Given this huge difference in price estimates between the buyer and unwilling seller, only the legal system
can ascertain what this plunder would cost water customers. No one—not taxpayers, Raftelis or the
government—knows what this takeover would ultimately cost.

The water company earned a profit of $5.3 million in 2002. Assuming it earned that same profit during
each of the next 30 years, LFUCG would still have to find $4.7 million every year to make up the difference
between the estimated $10 million bond payment and the expected annual profit. That gap is sure to be
filled by water customers forced to pay much higher rates to cover the astronomical costs of condemnation.

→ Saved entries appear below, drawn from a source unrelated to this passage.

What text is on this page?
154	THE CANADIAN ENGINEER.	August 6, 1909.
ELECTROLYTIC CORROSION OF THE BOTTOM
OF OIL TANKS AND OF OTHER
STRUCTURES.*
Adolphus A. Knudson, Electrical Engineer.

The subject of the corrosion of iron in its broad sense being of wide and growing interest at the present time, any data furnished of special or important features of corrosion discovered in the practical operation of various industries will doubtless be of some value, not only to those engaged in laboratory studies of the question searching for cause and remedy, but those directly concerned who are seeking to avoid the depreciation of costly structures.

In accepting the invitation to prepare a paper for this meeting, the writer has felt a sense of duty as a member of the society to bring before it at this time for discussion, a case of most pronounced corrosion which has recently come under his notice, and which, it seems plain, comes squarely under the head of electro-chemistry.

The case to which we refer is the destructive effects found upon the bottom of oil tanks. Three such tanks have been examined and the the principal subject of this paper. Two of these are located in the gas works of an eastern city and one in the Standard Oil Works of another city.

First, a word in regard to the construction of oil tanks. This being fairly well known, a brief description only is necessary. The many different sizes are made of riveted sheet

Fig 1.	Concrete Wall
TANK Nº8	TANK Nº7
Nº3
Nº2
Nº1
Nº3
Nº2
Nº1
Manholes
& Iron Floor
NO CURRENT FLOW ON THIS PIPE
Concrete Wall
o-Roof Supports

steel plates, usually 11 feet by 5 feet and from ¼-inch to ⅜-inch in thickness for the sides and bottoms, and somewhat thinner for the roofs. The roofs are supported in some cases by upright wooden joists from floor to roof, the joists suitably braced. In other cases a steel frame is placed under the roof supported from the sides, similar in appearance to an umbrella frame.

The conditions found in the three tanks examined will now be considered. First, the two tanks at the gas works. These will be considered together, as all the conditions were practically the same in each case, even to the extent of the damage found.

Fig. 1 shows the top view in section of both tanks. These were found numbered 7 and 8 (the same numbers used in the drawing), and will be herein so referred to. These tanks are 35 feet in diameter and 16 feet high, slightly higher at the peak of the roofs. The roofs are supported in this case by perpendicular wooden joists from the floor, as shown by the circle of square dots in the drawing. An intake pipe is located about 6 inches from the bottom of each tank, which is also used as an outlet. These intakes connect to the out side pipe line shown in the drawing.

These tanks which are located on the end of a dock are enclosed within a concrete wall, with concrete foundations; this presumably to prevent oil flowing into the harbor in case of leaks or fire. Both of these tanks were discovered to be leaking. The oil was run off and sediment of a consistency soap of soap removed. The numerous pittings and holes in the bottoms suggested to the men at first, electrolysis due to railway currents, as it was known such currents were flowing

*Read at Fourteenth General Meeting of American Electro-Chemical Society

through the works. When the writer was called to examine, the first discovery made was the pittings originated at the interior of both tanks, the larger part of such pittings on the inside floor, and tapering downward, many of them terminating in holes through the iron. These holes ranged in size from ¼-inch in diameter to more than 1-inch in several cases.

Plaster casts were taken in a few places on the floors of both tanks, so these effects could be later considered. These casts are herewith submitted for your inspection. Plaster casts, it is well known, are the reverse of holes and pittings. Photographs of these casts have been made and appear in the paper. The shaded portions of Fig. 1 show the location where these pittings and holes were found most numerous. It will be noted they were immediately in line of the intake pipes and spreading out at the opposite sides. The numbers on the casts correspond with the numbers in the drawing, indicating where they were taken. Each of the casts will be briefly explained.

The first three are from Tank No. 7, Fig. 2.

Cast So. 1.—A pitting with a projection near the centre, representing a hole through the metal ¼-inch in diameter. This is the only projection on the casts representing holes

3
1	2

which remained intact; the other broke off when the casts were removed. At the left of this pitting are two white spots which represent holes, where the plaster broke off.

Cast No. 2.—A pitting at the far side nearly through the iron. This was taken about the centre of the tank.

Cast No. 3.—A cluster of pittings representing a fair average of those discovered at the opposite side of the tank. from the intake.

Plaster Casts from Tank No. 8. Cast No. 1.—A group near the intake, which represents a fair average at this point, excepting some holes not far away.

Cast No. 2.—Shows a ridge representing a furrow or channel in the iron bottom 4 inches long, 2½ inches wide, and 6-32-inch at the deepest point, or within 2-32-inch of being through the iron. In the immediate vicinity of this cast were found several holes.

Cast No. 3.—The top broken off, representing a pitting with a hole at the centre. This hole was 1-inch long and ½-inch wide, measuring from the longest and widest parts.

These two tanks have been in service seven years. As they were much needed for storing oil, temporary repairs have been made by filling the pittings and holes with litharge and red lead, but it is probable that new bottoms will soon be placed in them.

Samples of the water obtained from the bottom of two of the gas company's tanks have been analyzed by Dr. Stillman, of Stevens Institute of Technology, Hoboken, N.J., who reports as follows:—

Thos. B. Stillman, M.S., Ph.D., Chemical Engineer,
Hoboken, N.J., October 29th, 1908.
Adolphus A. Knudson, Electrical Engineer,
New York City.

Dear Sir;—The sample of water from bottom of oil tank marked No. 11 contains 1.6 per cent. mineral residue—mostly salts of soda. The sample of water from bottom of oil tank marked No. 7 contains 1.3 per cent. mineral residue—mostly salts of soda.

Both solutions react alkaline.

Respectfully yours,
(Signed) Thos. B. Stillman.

Perhaps in response to municipalities struggling with water contracting, last September, the Water
Partnership Council (WPC) issued a “blueprint” for public-private partnerships to mayors and other
municipal officials at the U.S. Conference of Mayors’ Urban Water Summit in Chicago. The handbook,
Establishing Public-Private Partnerships for Water and Wastewater Systems: A Blueprint for Success
(http://www.waterpartnership.org/), offers guidance to communities considering whether to partner with the
private sector and how to manage public-private partnerships to meet their water and wastewater needs.

WPC President Don Evans noted that the handbook “is the result of our members’ three decades of
experience in serving communities across the country—it presents the facts about water and wastewater
partnerships and the value they can provide to communities.” Chapters cover everything from the basics of
partnering and cost savings, to taking care of employees and developing an effective contract.